La Chiesetta

…la chiesetta di Sant'Antonio Abate al Lazzaretto

La Chiesa di Sant'Antonio abate in origine fu un semplice oratorio (cappelletta) ed il suo nome appare per la prima volta in un rogito notarile del 1385 per l'affitto di un terreno ad essa contiguo: "petia una terre campi jacentis in territorio burghi de Serono ubi dicitur ad Sanctum Antonium".
La costruzione della Chiesetta fu attribuita ad Antonio Zerbi verso la metà del 1400.

 

Nel 1506, cent'anni più tardi, i figli di Antonio ridisegnarono e sistemarono la chiesa nell'impianto sostanzialmente giunto fino a noi e a ricordo del padre fecero murare all'esterno di essa una lapide ancora ivi esistente.

Nel corso degli anni, la chiesetta diventa testimone di numerose epidemie di peste: se ne contano 11, quella più famosa del 1630 detta del Manzoni, avendone lo scrittore diffusamente trattato nei Promessi Sposi.
Non è escluso che in questo periodo, anche nella chiesa come nelle stanze della casa del massaro (annessa alla chiesa stessa) siano stati ricoverati gli infetti di peste; è certo comunque che attorno sorgeva capanne protette da assiti e che in questo luogo furono sepolte più di duemila persone morte nei contagi.
Dal Lazzaretto di Saronno però se ne parlerà in altra occasione, sicuramente nelle prossime edizioni.

 

In settecento anni di storia numerose sono state le visite pastorali di Monsignori e Cardinali alla piccola chiesa (con tutta probabilità consacrata da S.Carlo Borromeo) e molti sono stati anche i segni materiali ad essi lasciati, purtroppo quasi tutti cancellati nel tempo.

A testimonianza di questo passato restano due statue risalenti ai primi del 1500: una in legno raffiguranti San Rocco e l'altra in cotto raffiguranti Sant'Antonio; la prima collocata in una nicchia nella parete destra della chiesa sopra una teca contenente alcune ossa di appestati e l'altra insieme ad una statua in marmo di S.Giovanni, collocata nella parte terminale dell'abside sopra un altare consumato dal tempo ma sempre di suggestiva bellezza.

 

Un riquadro ligneo nel pavimento con richiami dello stesso ai suoi quattro lati, fa bella mostra di sé ai piedi della mensa che nel giorno di festa del Santo si arricchisce di quattro reliquiari in argento del 1700: S.Illuminato, S.Prospero, S.Valentini e S.Candido.
  

 

Sempre in una nicchia sulla parete sinistra all'interno della chiesetta che presenta una struttura semplice: un rettangolo unico di circa 5m. di altezza per 7 di profondità ed abside poligonale, si trova in una scultura in marmo della Madonna d'autore anonimo.
In corrispondenza della porta secondaria che si apre verso centro del paese e sulla facciata in basso e a nord del campanile, che funge da parete interna nel locale sopra alla sacrestia, sono state scoperte delle decorazioni in pittura povera.
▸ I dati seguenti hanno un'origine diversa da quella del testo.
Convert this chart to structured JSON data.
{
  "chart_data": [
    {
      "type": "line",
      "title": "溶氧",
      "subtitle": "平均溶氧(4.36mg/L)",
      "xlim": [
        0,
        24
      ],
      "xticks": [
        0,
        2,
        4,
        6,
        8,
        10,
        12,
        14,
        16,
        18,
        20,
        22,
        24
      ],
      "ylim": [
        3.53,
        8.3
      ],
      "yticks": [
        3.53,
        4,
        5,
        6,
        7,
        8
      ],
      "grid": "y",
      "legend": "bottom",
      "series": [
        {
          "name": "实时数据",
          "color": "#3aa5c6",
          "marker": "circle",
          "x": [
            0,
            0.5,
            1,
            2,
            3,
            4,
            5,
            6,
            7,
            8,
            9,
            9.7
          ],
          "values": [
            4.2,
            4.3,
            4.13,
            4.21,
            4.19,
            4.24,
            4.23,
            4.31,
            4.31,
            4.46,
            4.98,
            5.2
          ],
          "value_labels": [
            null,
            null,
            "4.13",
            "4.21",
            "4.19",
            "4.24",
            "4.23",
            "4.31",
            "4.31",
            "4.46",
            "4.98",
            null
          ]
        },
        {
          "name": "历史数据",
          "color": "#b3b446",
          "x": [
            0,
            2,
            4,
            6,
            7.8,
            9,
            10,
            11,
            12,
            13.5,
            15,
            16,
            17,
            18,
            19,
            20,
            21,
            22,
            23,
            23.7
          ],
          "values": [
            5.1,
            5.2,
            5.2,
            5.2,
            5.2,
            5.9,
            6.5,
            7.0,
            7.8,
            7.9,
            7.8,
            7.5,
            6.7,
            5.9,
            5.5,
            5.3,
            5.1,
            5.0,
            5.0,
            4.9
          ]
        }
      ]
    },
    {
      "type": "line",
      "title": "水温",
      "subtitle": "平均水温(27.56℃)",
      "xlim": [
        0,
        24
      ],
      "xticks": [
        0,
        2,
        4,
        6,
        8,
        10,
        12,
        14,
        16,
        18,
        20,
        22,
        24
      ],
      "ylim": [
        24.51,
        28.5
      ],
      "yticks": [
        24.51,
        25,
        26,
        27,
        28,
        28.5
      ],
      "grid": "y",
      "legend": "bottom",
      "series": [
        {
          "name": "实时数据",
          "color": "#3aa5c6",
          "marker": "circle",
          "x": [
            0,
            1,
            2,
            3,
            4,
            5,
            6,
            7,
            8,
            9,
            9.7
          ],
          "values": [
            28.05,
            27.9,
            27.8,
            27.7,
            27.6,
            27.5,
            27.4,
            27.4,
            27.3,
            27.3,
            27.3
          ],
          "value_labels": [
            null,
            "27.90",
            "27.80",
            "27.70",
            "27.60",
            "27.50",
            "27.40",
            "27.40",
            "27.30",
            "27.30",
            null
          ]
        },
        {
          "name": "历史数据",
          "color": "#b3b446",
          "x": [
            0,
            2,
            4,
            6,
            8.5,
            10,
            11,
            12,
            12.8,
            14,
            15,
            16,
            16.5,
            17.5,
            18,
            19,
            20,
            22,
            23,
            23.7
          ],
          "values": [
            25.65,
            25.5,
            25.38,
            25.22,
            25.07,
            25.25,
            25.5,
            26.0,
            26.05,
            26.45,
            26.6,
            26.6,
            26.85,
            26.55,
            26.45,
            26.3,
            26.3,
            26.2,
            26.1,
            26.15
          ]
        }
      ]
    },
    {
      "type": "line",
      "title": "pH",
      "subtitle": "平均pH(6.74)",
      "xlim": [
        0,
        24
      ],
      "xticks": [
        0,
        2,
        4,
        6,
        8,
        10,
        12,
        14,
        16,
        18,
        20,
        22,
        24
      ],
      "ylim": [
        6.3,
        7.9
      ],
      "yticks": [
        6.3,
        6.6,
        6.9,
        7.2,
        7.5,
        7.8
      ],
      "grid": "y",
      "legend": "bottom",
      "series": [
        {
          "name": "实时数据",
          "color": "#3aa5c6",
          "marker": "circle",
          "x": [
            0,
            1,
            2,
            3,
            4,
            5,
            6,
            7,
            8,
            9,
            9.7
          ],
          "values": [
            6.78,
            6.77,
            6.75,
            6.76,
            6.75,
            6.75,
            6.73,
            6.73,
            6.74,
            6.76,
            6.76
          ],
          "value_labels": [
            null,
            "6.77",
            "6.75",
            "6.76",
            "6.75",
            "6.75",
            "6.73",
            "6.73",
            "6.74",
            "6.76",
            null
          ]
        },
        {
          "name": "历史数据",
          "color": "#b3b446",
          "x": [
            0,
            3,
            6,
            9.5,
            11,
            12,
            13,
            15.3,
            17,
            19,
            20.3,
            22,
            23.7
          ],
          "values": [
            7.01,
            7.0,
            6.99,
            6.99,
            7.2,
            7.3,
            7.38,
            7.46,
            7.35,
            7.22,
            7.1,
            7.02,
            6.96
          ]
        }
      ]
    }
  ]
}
Tutto questo fa supporre che anche le pareti interni della chiesetta fossero state un tempo decorate e che le numerose ristrutturazioni e la calce che durante le epidemie di peste veniva posata per disinfettare, le abbiano irrimediabilmente cancellate.
La conferma ci viene rivisitando gli atti delle visite pastorali del 1583 dove S. Carlo Borromeo, in una delle sue visite alla chiesa, fece delle prescrizioni di riforma: ordinò di ripulire tutte le pareti con intonaco bianco e di ornarle con pitture (P.M. Sevesi). Altre notizie sono di un certo Pasetti che nei primi anni del 1900 affrescò l'abside e dipinse le figure di San Carlo e San Mauro.
Oggi anche se la chiesetta si presenta spoglia, priva di valori artistici e architettonici, merita ugualmente attenzione se non altro per memoria popolare; per 700 anni è stata centro di fede e di devozione instancabile al Santo del freddo.
Migliaia sono ancora oggi le persone che accorrono per il bacio della reliquia e per una preghiera di intercessione.